Oil prices have fallen for a fourth straight day amid ongoing uncertainty over the voluntary output cuts by OPEC+ and ahead of a meeting between Russia and UAE tomorrow.

Brent fell 0.9 per cent below $78 a barrel after dropping by more than six per cent in the preceding three sessions, while WTI crude dropped one per cent toward $72.

Additionally, state-owned Saudi Aramco lowered its Arab Light price to Asia for January by 50 cents to $3.50 a barrel more than the benchmark, according to a Bloomberg price list. The outlet reported that this is the first time since June the kingdom has reduced the value of its flagship grades.

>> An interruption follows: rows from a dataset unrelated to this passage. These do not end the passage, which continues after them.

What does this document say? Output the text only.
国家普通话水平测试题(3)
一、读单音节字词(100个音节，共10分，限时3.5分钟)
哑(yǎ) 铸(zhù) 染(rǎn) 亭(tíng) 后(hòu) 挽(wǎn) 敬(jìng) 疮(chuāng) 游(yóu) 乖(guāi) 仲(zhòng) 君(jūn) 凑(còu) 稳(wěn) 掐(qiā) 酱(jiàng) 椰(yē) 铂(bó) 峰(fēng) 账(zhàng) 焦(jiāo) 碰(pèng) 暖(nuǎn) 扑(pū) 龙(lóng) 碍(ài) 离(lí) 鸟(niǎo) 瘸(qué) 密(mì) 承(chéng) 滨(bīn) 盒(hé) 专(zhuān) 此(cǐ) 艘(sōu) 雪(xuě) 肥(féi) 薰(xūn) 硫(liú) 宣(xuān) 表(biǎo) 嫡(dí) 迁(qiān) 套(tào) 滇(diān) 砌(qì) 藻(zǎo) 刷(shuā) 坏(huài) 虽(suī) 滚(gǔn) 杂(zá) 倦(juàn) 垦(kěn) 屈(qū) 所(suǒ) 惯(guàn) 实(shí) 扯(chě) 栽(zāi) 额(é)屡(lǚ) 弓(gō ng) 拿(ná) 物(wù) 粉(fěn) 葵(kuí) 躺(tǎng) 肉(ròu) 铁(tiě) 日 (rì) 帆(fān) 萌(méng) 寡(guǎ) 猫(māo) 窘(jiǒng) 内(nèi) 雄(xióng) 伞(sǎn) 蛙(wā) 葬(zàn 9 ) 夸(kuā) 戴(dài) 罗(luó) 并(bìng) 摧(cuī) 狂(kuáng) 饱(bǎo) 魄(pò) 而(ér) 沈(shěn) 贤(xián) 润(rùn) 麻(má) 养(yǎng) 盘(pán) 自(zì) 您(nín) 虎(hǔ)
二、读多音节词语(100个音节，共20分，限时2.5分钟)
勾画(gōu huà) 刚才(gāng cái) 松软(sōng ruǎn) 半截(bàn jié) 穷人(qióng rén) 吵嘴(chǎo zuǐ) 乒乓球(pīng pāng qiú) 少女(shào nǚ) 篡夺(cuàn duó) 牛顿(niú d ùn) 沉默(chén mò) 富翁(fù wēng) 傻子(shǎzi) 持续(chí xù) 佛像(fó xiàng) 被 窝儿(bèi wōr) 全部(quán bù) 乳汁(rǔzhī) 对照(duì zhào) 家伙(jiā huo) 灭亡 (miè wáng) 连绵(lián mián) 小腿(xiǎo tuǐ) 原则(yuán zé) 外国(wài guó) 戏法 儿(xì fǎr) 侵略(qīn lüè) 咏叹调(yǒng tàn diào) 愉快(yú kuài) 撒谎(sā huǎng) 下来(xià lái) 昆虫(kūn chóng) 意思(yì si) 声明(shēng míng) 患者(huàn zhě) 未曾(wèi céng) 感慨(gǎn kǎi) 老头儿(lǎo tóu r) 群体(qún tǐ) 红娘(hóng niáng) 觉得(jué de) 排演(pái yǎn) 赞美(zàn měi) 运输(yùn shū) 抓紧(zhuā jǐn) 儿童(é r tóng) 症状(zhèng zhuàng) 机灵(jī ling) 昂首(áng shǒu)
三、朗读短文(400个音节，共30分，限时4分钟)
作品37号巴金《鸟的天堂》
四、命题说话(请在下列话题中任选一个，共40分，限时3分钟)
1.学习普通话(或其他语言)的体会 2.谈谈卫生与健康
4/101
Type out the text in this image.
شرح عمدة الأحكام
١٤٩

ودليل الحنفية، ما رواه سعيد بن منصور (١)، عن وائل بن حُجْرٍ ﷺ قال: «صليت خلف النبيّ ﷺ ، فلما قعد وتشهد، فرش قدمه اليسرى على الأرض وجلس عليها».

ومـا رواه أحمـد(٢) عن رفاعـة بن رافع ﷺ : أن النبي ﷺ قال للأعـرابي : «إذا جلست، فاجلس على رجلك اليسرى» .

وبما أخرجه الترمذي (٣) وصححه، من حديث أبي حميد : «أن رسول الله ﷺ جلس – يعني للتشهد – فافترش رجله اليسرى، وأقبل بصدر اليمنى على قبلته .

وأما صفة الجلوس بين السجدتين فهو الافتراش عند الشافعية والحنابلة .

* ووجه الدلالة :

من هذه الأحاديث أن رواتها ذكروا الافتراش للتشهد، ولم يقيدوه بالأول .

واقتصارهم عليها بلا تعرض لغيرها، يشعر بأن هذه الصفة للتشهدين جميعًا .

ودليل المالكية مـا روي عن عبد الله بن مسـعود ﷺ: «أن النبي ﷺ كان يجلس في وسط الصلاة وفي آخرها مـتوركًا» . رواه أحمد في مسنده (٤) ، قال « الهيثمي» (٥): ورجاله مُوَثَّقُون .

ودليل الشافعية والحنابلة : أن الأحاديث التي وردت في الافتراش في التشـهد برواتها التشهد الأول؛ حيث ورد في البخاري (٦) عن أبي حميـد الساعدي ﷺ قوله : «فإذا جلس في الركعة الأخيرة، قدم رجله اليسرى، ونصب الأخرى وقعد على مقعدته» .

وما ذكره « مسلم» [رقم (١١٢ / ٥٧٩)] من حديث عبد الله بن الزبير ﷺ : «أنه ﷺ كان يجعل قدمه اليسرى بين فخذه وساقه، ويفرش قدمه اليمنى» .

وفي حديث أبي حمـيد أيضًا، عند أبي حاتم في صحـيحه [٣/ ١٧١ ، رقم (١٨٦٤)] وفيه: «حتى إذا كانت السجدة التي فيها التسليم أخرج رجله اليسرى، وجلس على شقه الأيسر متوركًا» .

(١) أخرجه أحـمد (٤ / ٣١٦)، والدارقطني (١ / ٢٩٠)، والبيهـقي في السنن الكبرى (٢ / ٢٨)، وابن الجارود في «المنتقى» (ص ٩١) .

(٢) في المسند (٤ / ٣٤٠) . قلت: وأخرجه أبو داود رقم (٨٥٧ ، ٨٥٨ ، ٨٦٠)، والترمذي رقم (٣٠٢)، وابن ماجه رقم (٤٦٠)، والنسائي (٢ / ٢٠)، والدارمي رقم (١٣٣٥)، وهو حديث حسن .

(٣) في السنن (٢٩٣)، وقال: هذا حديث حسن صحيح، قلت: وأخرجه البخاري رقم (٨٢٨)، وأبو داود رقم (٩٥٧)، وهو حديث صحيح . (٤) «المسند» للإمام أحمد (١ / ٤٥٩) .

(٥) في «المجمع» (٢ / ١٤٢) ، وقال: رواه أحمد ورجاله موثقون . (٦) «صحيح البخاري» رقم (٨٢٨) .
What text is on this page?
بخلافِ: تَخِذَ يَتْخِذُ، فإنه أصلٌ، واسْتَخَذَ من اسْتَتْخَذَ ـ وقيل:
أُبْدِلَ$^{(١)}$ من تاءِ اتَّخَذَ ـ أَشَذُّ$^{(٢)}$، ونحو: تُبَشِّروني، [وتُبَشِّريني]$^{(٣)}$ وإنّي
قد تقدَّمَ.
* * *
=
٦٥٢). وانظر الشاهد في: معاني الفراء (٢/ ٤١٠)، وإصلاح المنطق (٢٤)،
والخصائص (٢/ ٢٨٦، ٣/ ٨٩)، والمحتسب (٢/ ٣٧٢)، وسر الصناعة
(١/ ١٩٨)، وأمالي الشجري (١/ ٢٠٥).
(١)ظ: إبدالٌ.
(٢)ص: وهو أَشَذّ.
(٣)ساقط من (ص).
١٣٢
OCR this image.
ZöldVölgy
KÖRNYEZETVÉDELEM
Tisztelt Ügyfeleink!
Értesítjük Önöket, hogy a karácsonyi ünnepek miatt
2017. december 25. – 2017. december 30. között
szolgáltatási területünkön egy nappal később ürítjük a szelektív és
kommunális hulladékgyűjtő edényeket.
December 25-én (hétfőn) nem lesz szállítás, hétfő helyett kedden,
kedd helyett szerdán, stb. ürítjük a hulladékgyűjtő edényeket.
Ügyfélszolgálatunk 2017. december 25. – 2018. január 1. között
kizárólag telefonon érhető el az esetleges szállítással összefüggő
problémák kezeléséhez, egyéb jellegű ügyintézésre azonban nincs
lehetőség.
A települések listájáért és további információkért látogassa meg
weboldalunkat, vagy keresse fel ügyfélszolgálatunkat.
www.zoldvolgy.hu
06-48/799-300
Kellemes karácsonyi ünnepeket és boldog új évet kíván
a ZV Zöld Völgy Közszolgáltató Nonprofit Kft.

Oil prices continued to fall despite comments from Saudi Arabia’s energy minister Prince Abdulaziz bin Salman who said OPEC+ supply cuts could continue beyond the first quarter of 2024.

However, the Kremlin has warned the cuts agreed by the OPEC+ group in a meeting last week will take time to kick in.

In October, OPEC+ chief Haitham Al Ghais warned that oil prices would likely remain high for the foreseeable future.

However, prices have remained broadly depressed following the OPEC+ meeting last week, where the group agreed on voluntary output cuts of 2.2m barrels per day for the first quarter of 2024.

However, the voluntary element of the deal left the markets questioning whether the supply reduction would actually come into effect.

Meanwhile, China’s gloomy outlook continues to depress outlooks with analysts from Moody’s downgrading the country’s credit rating.

Additionally, US crude oil production is at record highs, providing even more challenge to Saudi Arabia and its OPEC+ partners as they cut their own production to boost prices.